Un rappeur qui parle vrai

Dès l'intro, le ton est posé. LiFkA ne vient pas jouer un personnage — il vient se livrer. Cinq ans d'attente, de travail et de doutes condensés dans un flow implacable, sur des prods soignées. Sur "LA JOIE", il pose une question qui traverse tout l'album : comment expliquer au docteur qui me suit que je guéris les maux en vomissant les rimes ? Une phrase qui résume parfaitement la démarche de l'artiste — le rap comme thérapie, comme survie.

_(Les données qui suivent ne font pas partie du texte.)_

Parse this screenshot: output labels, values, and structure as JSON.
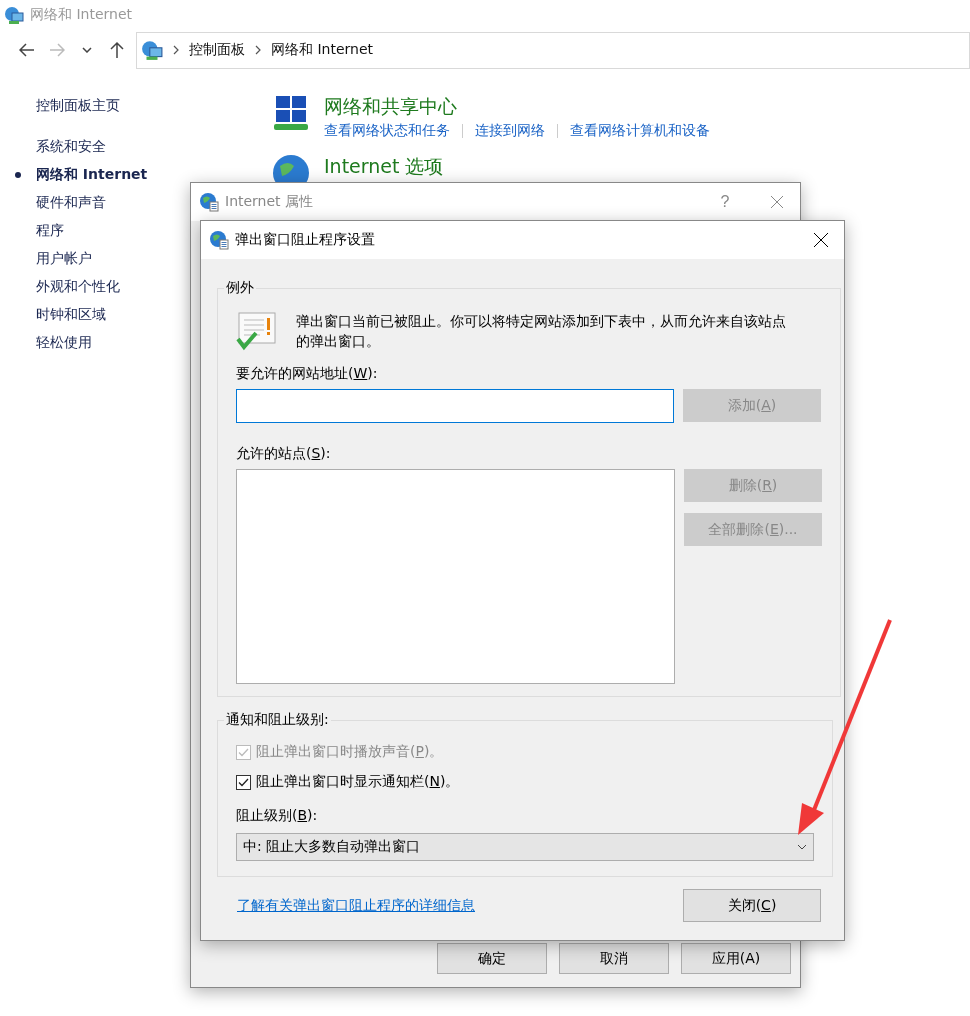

Une tracklist construite pour durer

NNPP c'est 12 titres avec une architecture solide. Du banger collectif au morceau introspectif, chaque son a sa fonction. "POSITION" avec Doby Le Diable de Tasmanie et Remy Beta est un vrai war record, taillé pour les battles et les playlists rap du quotidien. "BEWA" confirme l'instinct compétiteur de LiFkA : Le meilleur, c'est moi, j'suis constant tout le temps. "SOSUCAM" avec Az PRN et Hortarien apporte une touche plus légère et décalée, en parlant des sugars daddies avec un humour très camérounais. Et "YE WANDA" — disponible en version originale et en remix avec Diablit, Le Talentt et Styfler90 — est probablement l'un des titres les plus percutants du projet, entre rage contenue et punchlines chirurgicales.

Le Cameroun dans la peau

Ce qui frappe dans NNPP, c'est son ancrage. LiFkA rappe depuis l'intérieur du pays, pas depuis une image construite pour l'extérieur. Il cite Douala, Bagangte, Mokolo, ENEO, HYSACAM — il parle à son peuple avec le langage de son peuple. Sur "VDR" avec Simba Draken, il interroge l'illusion du succès affiché sur les réseaux, le mongshung, les statuts WhatsApp, les rêves vendus comme des vérités. Une lucidité rare pour un rappeur de sa génération.

Un projet, un mouvement

NNPP n'est pas seulement une sortie discographique. C'est la démonstration qu'un artiste camerounais peut construire une vraie base de fans, vendre 200 copies en exclusivité avant même d'arriver sur les plateformes, et livrer un album cohérent de bout en bout. LiFkA prouve ici que le rap camerounais a tout ce qu'il faut pour s'imposer au-delà des frontières.